Using carbon-14 analysis of walrus remains, the researchers were able to show that walruses had been present on Iceland for thousands of years and then disappeared shortly after the arrival of the new settlers in 870. The DNA samples, obtained from the bones of the archaeological finds and compared with modern walrus samples could prove that the Icelandic walruses had represented their own genetic lineage. “Our work represents one of the earliest examples of local extinction of a marine species following the arrival of humans and their overexploitation of the species. The study further contributes to the debate about the role of humans in megafauna extinctions and supports a growing body of evidence that wherever humans have emerged, the local environment and ecosystems have suffered,” explains Morten Tange Olsen, assistant professor at the GLOBE Institute at the University of Copenhagen and co-author of the of the study.

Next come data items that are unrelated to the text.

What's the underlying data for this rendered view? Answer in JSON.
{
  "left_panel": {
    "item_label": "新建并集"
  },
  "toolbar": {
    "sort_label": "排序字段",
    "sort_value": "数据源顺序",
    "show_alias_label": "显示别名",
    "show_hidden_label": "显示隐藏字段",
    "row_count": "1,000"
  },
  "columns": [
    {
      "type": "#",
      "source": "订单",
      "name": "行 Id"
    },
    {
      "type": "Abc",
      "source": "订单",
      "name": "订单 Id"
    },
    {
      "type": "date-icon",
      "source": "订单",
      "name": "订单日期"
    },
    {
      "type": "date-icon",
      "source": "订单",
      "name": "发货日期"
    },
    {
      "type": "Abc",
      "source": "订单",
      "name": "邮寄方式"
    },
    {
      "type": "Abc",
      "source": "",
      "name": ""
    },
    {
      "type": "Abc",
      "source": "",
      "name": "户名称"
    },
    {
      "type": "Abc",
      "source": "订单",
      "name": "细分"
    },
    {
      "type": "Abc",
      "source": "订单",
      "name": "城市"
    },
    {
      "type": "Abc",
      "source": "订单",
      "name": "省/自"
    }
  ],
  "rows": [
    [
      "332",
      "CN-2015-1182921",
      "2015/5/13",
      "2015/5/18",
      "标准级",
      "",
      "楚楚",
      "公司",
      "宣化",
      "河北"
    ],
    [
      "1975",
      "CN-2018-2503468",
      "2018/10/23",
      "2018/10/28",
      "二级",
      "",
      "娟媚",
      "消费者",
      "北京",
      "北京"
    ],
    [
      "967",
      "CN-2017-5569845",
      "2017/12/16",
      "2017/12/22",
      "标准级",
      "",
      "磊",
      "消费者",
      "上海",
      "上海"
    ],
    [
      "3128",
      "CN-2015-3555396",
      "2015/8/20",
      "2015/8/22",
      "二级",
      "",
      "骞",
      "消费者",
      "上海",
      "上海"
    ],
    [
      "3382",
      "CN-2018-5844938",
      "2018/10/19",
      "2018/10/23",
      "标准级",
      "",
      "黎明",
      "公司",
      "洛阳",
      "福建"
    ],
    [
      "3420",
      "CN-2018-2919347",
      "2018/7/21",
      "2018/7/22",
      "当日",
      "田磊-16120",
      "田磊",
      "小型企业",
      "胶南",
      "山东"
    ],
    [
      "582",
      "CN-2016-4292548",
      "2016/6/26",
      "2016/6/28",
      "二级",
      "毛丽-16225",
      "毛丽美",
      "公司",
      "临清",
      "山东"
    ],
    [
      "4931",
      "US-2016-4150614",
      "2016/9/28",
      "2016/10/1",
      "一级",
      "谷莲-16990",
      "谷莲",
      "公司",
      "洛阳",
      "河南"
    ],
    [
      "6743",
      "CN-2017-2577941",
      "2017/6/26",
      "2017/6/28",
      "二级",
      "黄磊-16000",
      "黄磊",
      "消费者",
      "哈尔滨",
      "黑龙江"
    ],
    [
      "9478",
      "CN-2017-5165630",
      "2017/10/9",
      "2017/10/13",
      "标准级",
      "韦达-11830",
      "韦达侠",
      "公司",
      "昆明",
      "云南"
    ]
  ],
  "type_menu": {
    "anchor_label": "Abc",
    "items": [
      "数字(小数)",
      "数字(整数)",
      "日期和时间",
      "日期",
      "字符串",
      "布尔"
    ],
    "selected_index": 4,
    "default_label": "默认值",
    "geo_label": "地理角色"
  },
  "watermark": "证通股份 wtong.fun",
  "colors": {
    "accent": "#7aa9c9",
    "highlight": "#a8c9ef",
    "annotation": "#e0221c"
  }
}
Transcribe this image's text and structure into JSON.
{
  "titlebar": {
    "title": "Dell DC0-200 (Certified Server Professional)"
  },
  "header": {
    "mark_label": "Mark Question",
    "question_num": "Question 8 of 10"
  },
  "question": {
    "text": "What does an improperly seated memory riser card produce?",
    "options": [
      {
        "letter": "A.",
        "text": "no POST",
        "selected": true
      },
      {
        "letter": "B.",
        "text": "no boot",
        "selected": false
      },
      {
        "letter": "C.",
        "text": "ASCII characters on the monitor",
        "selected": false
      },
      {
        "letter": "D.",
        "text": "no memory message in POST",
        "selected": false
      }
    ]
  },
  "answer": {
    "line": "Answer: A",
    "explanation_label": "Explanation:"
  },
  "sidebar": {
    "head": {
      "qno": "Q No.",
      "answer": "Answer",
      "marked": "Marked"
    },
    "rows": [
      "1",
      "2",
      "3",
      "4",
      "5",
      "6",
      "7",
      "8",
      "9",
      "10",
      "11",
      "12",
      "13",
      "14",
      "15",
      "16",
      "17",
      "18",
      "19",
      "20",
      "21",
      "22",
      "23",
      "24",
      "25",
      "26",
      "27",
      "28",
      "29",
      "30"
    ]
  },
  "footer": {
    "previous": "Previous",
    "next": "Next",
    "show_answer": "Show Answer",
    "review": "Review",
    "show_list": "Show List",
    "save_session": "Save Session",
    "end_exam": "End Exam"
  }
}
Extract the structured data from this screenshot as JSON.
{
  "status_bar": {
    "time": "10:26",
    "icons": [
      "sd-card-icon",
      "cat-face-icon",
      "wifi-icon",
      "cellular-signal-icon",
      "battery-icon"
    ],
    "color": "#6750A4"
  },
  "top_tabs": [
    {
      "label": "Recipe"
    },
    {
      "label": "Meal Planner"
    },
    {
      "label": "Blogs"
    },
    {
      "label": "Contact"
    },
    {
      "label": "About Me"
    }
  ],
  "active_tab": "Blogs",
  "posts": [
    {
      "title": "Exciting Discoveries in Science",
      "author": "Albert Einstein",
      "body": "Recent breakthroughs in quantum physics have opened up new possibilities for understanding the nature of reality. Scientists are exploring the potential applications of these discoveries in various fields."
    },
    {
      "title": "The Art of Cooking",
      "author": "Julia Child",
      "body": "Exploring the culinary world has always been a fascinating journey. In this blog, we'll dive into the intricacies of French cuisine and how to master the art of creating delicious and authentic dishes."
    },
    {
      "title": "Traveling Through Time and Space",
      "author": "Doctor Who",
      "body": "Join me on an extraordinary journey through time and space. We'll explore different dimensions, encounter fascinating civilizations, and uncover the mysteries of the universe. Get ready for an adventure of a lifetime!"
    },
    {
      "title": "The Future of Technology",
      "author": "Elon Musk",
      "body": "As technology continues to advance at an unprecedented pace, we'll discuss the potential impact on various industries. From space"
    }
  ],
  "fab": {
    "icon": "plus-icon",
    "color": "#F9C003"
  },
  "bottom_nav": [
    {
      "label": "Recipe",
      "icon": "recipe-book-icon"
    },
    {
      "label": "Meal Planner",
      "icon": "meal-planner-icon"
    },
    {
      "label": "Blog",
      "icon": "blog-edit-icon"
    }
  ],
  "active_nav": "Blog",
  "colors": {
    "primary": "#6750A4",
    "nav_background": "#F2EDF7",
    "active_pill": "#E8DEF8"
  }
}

The Vikings, who had sought a new home on Iceland, dominated the ivory trade. For the material was a luxury good and was sold as far away as India. “We show in our work that even in the age of the Vikings, over 1,000 years ago, commercial hunting, economic drive and trade relations were sufficiently large to result in significant, irreversible ecological damage to the marine environment, which was exacerbated by climatic and volcanic events. The dependence on marine mammals for food and trade has been massively underestimated,” explains Xénia Keighley, lead author of the study. Although most examples of trade and human overexploitation leading to the extinction of marine species are recent, it appears that economic considerations have been placed above ecological ones in the past. Apparently not everything was better back in the good old age.